Donnelly, a veteran key grip and director of photography, makes a remarkable film-making debut in this low-budget indie as a labor of love (his wife Meg Sudik is the film's executive producer) and wisely eschews the politics of the current state of war in the world but instead focuses on how two disparate yet equal people have found each other in a world gone mad. His cinematography is clear-eyed with the smart choice of using the barren yet beautiful shoreline act as a character as well – it eerily looks like the moon at night and serves as a metaphor for almost being a way-station (particularly in the sequence when the two tremulous new friends find themselves at night on a deserted beach bench sharing their life stories together). Donnelly's editing with Robert Mead is economical yet clever with his fades to quick black and some sequences ending abruptly as the next begins but not in a hurried way at all. The dirge-like melancholic score by Ronen Landa suggests a mournful chamber music piece that underscores the protagonists' situation beautifully.
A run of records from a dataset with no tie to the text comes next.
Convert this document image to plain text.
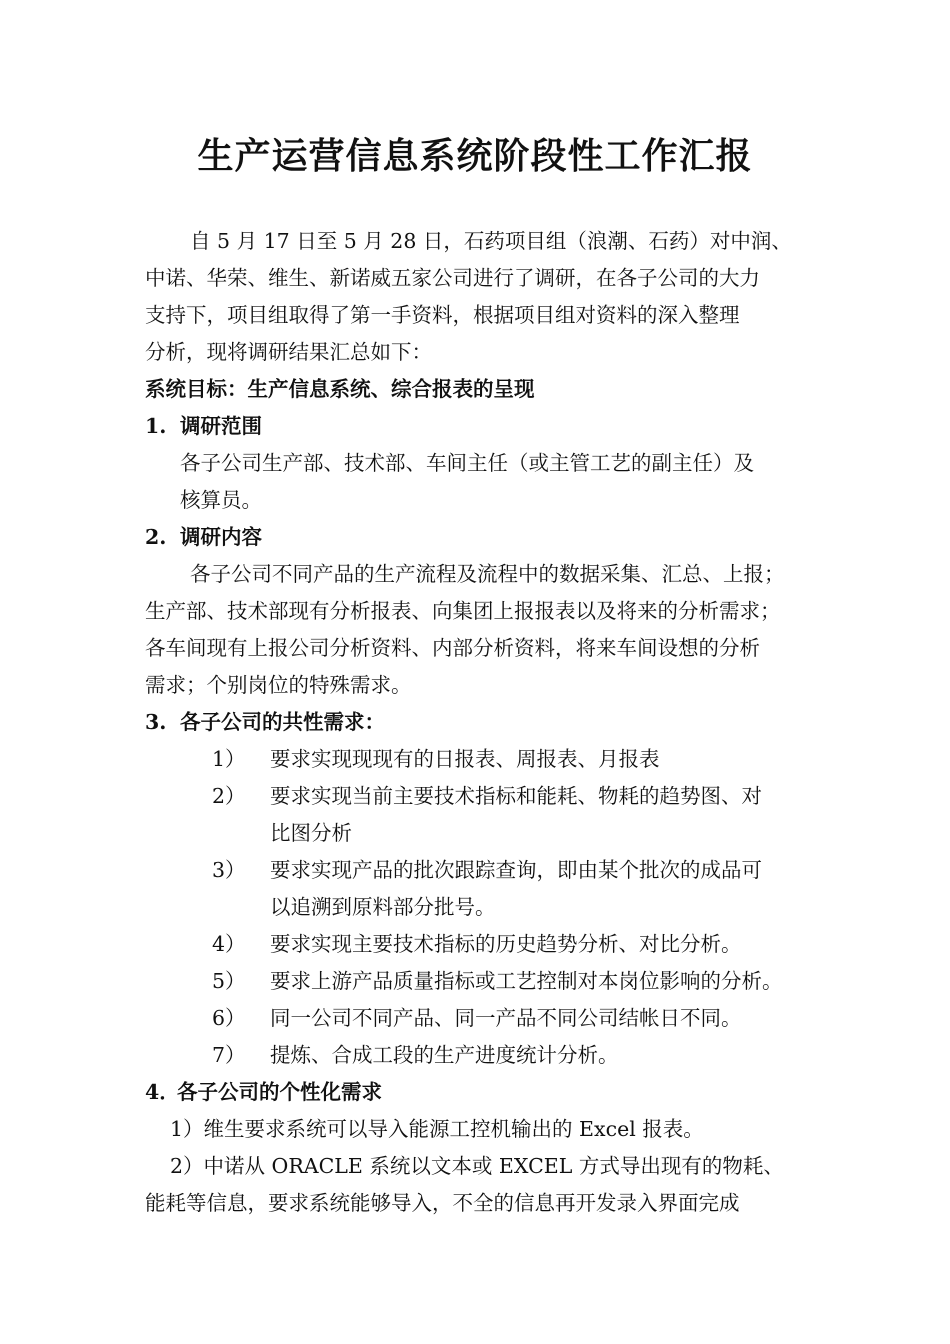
生产运营信息系统阶段性工作汇报
自 5 月 17 日至 5 月 28 日，石药项目组（浪潮、石药）对中润、
中诺、华荣、维生、新诺威五家公司进行了调研，在各子公司的大力
支持下，项目组取得了第一手资料，根据项目组对资料的深入整理
分析，现将调研结果汇总如下：
系统目标：生产信息系统、综合报表的呈现
1. 调研范围
各子公司生产部、技术部、车间主任（或主管工艺的副主任）及
核算员。
2. 调研内容
各子公司不同产品的生产流程及流程中的数据采集、汇总、上报；
生产部、技术部现有分析报表、向集团上报报表以及将来的分析需求；
各车间现有上报公司分析资料、内部分析资料，将来车间设想的分析
需求；个别岗位的特殊需求。
3. 各子公司的共性需求：
1） 要求实现现现有的日报表、周报表、月报表
2） 要求实现当前主要技术指标和能耗、物耗的趋势图、对
比图分析
3） 要求实现产品的批次跟踪查询，即由某个批次的成品可
以追溯到原料部分批号。
4） 要求实现主要技术指标的历史趋势分析、对比分析。
5） 要求上游产品质量指标或工艺控制对本岗位影响的分析。
6） 同一公司不同产品、同一产品不同公司结帐日不同。
7） 提炼、合成工段的生产进度统计分析。
4．
各子公司的个性化需求
1）维生要求系统可以导入能源工控机输出的 Excel 报表。
2）中诺从 ORACLE 系统以文本或 EXCEL 方式导出现有的物耗、
能耗等信息，要求系统能够导入，不全的信息再开发录入界面完成
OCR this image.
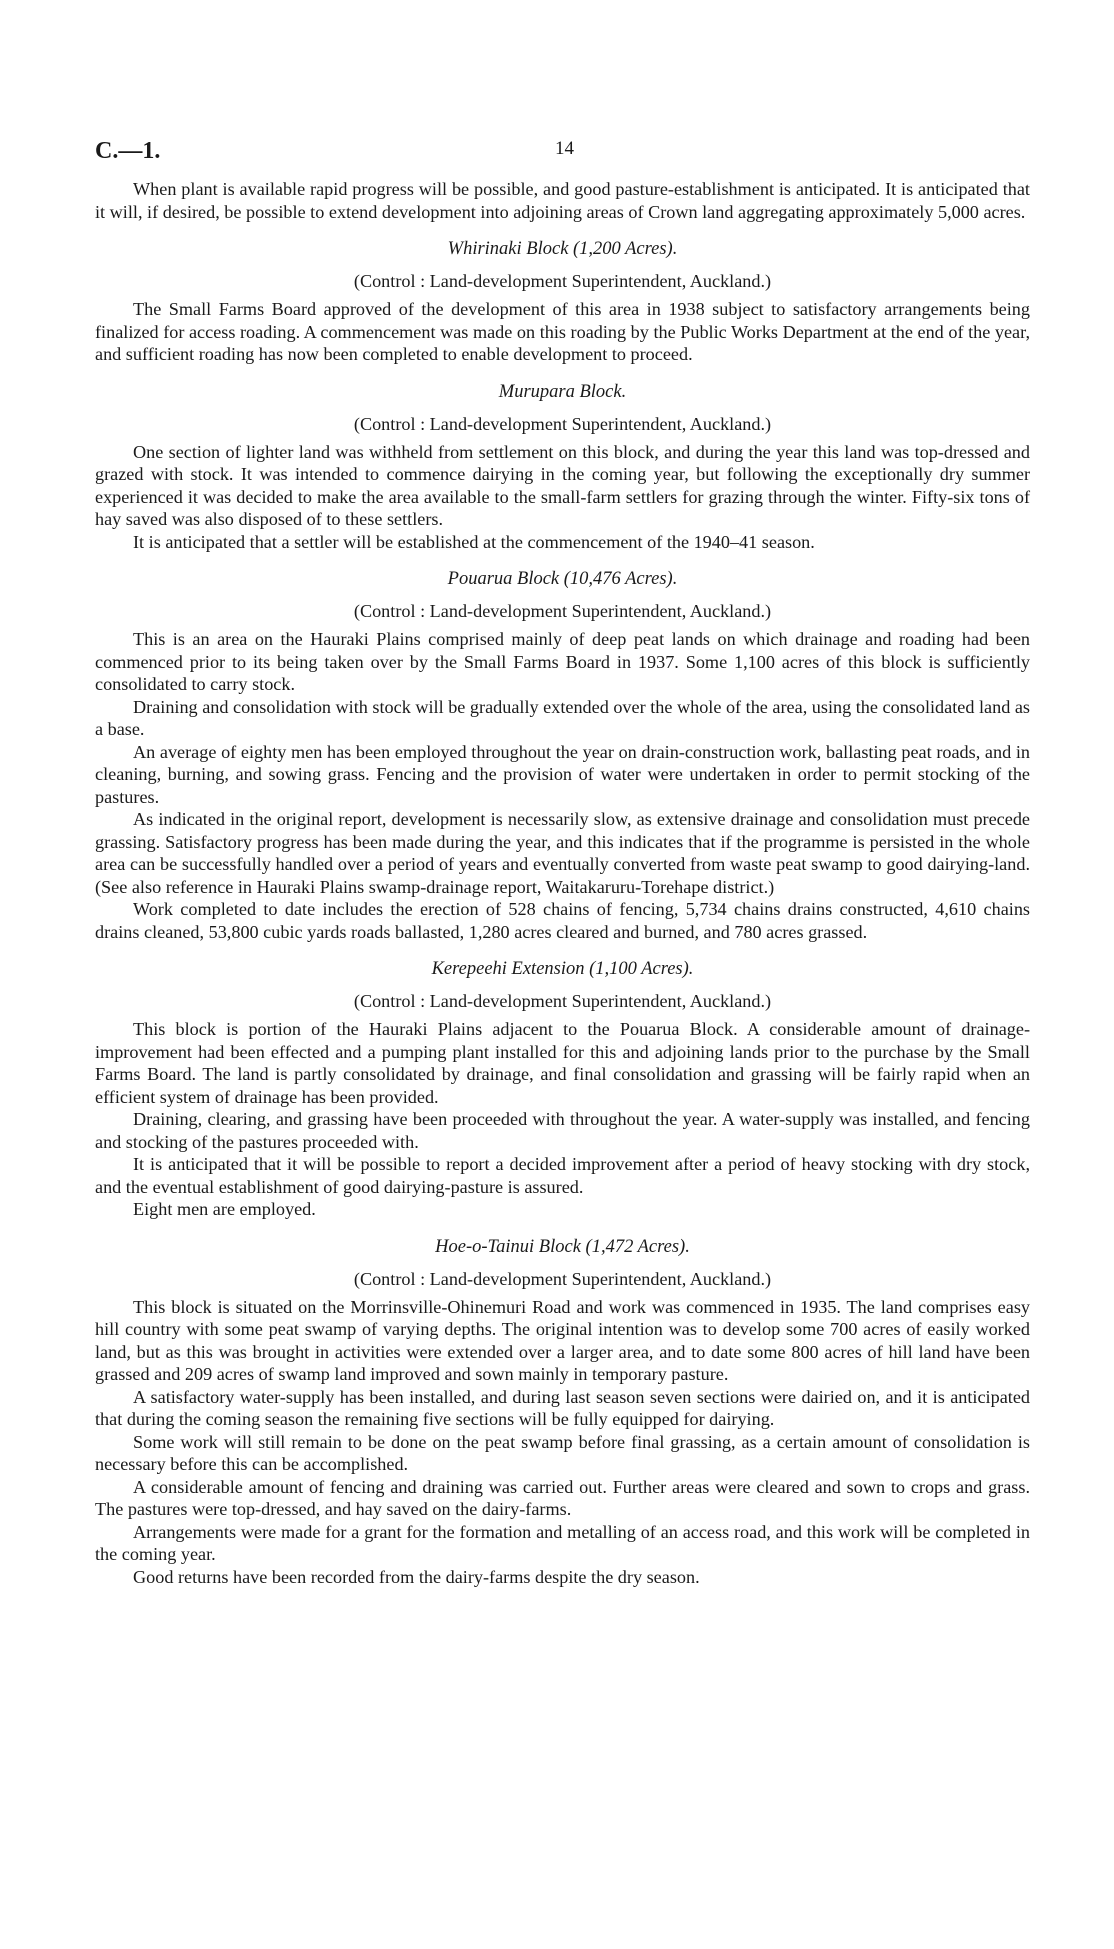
C.—1.	14

When plant is available rapid progress will be possible, and good pasture-establishment is anticipated. It is anticipated that it will, if desired, be possible to extend development into adjoining areas of Crown land aggregating approximately 5,000 acres.

Whirinaki Block (1,200 Acres).

(Control : Land-development Superintendent, Auckland.)

The Small Farms Board approved of the development of this area in 1938 subject to satisfactory arrangements being finalized for access roading. A commencement was made on this roading by the Public Works Department at the end of the year, and sufficient roading has now been completed to enable development to proceed.

Murupara Block.

(Control : Land-development Superintendent, Auckland.)

One section of lighter land was withheld from settlement on this block, and during the year this land was top-dressed and grazed with stock. It was intended to commence dairying in the coming year, but following the exceptionally dry summer experienced it was decided to make the area available to the small-farm settlers for grazing through the winter. Fifty-six tons of hay saved was also disposed of to these settlers.

It is anticipated that a settler will be established at the commencement of the 1940–41 season.

Pouarua Block (10,476 Acres).

(Control : Land-development Superintendent, Auckland.)

This is an area on the Hauraki Plains comprised mainly of deep peat lands on which drainage and roading had been commenced prior to its being taken over by the Small Farms Board in 1937. Some 1,100 acres of this block is sufficiently consolidated to carry stock.

Draining and consolidation with stock will be gradually extended over the whole of the area, using the consolidated land as a base.

An average of eighty men has been employed throughout the year on drain-construction work, ballasting peat roads, and in cleaning, burning, and sowing grass. Fencing and the provision of water were undertaken in order to permit stocking of the pastures.

As indicated in the original report, development is necessarily slow, as extensive drainage and consolidation must precede grassing. Satisfactory progress has been made during the year, and this indicates that if the programme is persisted in the whole area can be successfully handled over a period of years and eventually converted from waste peat swamp to good dairying-land. (See also reference in Hauraki Plains swamp-drainage report, Waitakaruru-Torehape district.)

Work completed to date includes the erection of 528 chains of fencing, 5,734 chains drains constructed, 4,610 chains drains cleaned, 53,800 cubic yards roads ballasted, 1,280 acres cleared and burned, and 780 acres grassed.

Kerepeehi Extension (1,100 Acres).

(Control : Land-development Superintendent, Auckland.)

This block is portion of the Hauraki Plains adjacent to the Pouarua Block. A considerable amount of drainage-improvement had been effected and a pumping plant installed for this and adjoining lands prior to the purchase by the Small Farms Board. The land is partly consolidated by drainage, and final consolidation and grassing will be fairly rapid when an efficient system of drainage has been provided.

Draining, clearing, and grassing have been proceeded with throughout the year. A water-supply was installed, and fencing and stocking of the pastures proceeded with.

It is anticipated that it will be possible to report a decided improvement after a period of heavy stocking with dry stock, and the eventual establishment of good dairying-pasture is assured.

Eight men are employed.

Hoe-o-Tainui Block (1,472 Acres).

(Control : Land-development Superintendent, Auckland.)

This block is situated on the Morrinsville-Ohinemuri Road and work was commenced in 1935. The land comprises easy hill country with some peat swamp of varying depths. The original intention was to develop some 700 acres of easily worked land, but as this was brought in activities were extended over a larger area, and to date some 800 acres of hill land have been grassed and 209 acres of swamp land improved and sown mainly in temporary pasture.

A satisfactory water-supply has been installed, and during last season seven sections were dairied on, and it is anticipated that during the coming season the remaining five sections will be fully equipped for dairying.

Some work will still remain to be done on the peat swamp before final grassing, as a certain amount of consolidation is necessary before this can be accomplished.

A considerable amount of fencing and draining was carried out. Further areas were cleared and sown to crops and grass. The pastures were top-dressed, and hay saved on the dairy-farms.

Arrangements were made for a grant for the formation and metalling of an access road, and this work will be completed in the coming year.

Good returns have been recorded from the dairy-farms despite the dry season.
But the sublime acting by Hawkins (who resembles Peter Krause) – his haunted eyes speak volumes for the words he can barely articulate except the excruciating moment of re- uniting with his Alzheimer's afflicted father in a nursing home of: "I just don't want to do this anymore" in reference of returning to the war – and the beautiful Wolfe, who resembles Susan Sarandon and Charlize Theron, whose quiet demeanor only belies the terror under the surface of tying to start a new, fulfilling life again.

The film as a whole works as a character study and has the feel of a novella come to life but it is perhaps the best post 9/11 film I've seen – including "UNITED 93" and "WORLD TRADE CENTER" – because it focuses on a real human element: the promise of love amidst immense tragedy. This may very well be the "COMING HOME" of its generation.